Are we not, indeed, coddling the Hun?
Even the pampering of German officers at Donington Hall pales into insignificance when we recollect that, upon Dr. Macnamara's admission, £86,000 a month, or £1,000,000 per year, is being paid for the hire of ships in which to intern German prisoners, and this is at a time when the scarcity of shipping is sending up the cost of every necessity! The Hague Convention, of course, forbids the use of gaols for prisoners of war, yet have we not many nice comfortable workhouses, industrial schools, and such-like institutions which could be utilised? We all know how vilely the Germans are treating our officers and men who are their prisoners, even depriving them of sufficient rations, and forbidding tobacco, fruit, or tinned vegetables. With this in view, the country are asking, and not without reason, why we should treat those in our hands as welcome guests. Certainly our attitude has produced disgust in the Dominions.

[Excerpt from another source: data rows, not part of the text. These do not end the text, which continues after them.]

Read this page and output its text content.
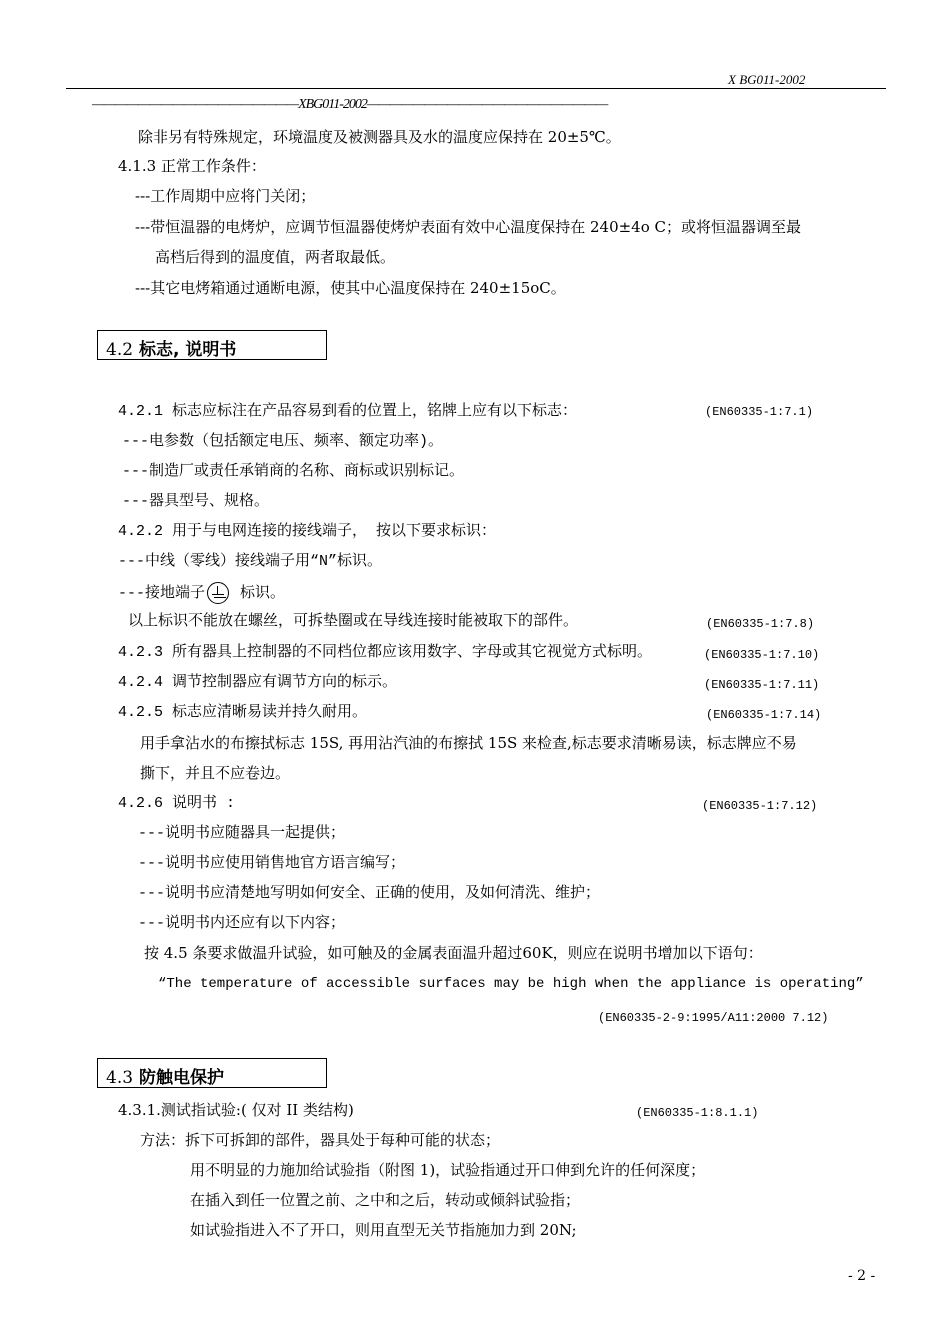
X BG011-2002
——————————————————XBG011-2002—————————————————————
除非另有特殊规定，环境温度及被测器具及水的温度应保持在 20±5℃。
4.1.3 正常工作条件：
---工作周期中应将门关闭；
---带恒温器的电烤炉，应调节恒温器使烤炉表面有效中心温度保持在 240±4o C；或将恒温器调至最
高档后得到的温度值，两者取最低。
---其它电烤箱通过通断电源，使其中心温度保持在 240±15oC。
4.2 标志, 说明书
4.2.1 标志应标注在产品容易到看的位置上，铭牌上应有以下标志：	(EN60335-1:7.1)
---电参数（包括额定电压、频率、额定功率)。
---制造厂或责任承销商的名称、商标或识别标记。
---器具型号、规格。
4.2.2 用于与电网连接的接线端子， 按以下要求标识：
---中线（零线）接线端子用“N”标识。
---接地端子 标识。
以上标识不能放在螺丝，可拆垫圈或在导线连接时能被取下的部件。	(EN60335-1:7.8)
4.2.3 所有器具上控制器的不同档位都应该用数字、字母或其它视觉方式标明。	(EN60335-1:7.10)
4.2.4 调节控制器应有调节方向的标示。	(EN60335-1:7.11)
4.2.5 标志应清晰易读并持久耐用。	(EN60335-1:7.14)
用手拿沾水的布擦拭标志 15S, 再用沾汽油的布擦拭 15S 来检查,标志要求清晰易读，标志牌应不易
撕下，并且不应卷边。
4.2.6 说明书 :	(EN60335-1:7.12)
---说明书应随器具一起提供；
---说明书应使用销售地官方语言编写；
---说明书应清楚地写明如何安全、正确的使用，及如何清洗、维护；
---说明书内还应有以下内容；
按 4.5 条要求做温升试验，如可触及的金属表面温升超过60K，则应在说明书增加以下语句：
“The temperature of accessible surfaces may be high when the appliance is operating”
(EN60335-2-9:1995/A11:2000 7.12)
4.3 防触电保护
4.3.1.测试指试验:( 仅对 II 类结构)	(EN60335-1:8.1.1)
方法：拆下可拆卸的部件，器具处于每种可能的状态；
用不明显的力施加给试验指（附图 1)，试验指通过开口伸到允许的任何深度；
在插入到任一位置之前、之中和之后，转动或倾斜试验指；
如试验指进入不了开口，则用直型无关节指施加力到 20N;
- 2 -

How Germany must be laughing at us! How the enemy aliens in certain quarters of London are jeering at us, openly, and toasting to the Day of our Downfall, I have already described. How the spies among us—unknown in spite of Mr. Tennant's amazing assertion—must be laughing in their sleeves and chuckling over the panic and disaster for which they are waiting from day to day in the hope of achieving. The signal—the appearance of Zeppelins over London—has not yet been given. Whether it will ever be given we know not. All we know is that an unscrupulous enemy, whose influence is widespread over our land, working insidiously and in secret, has prepared for us a blow from within our gates which, when it comes, will stagger even Mr. McKenna himself.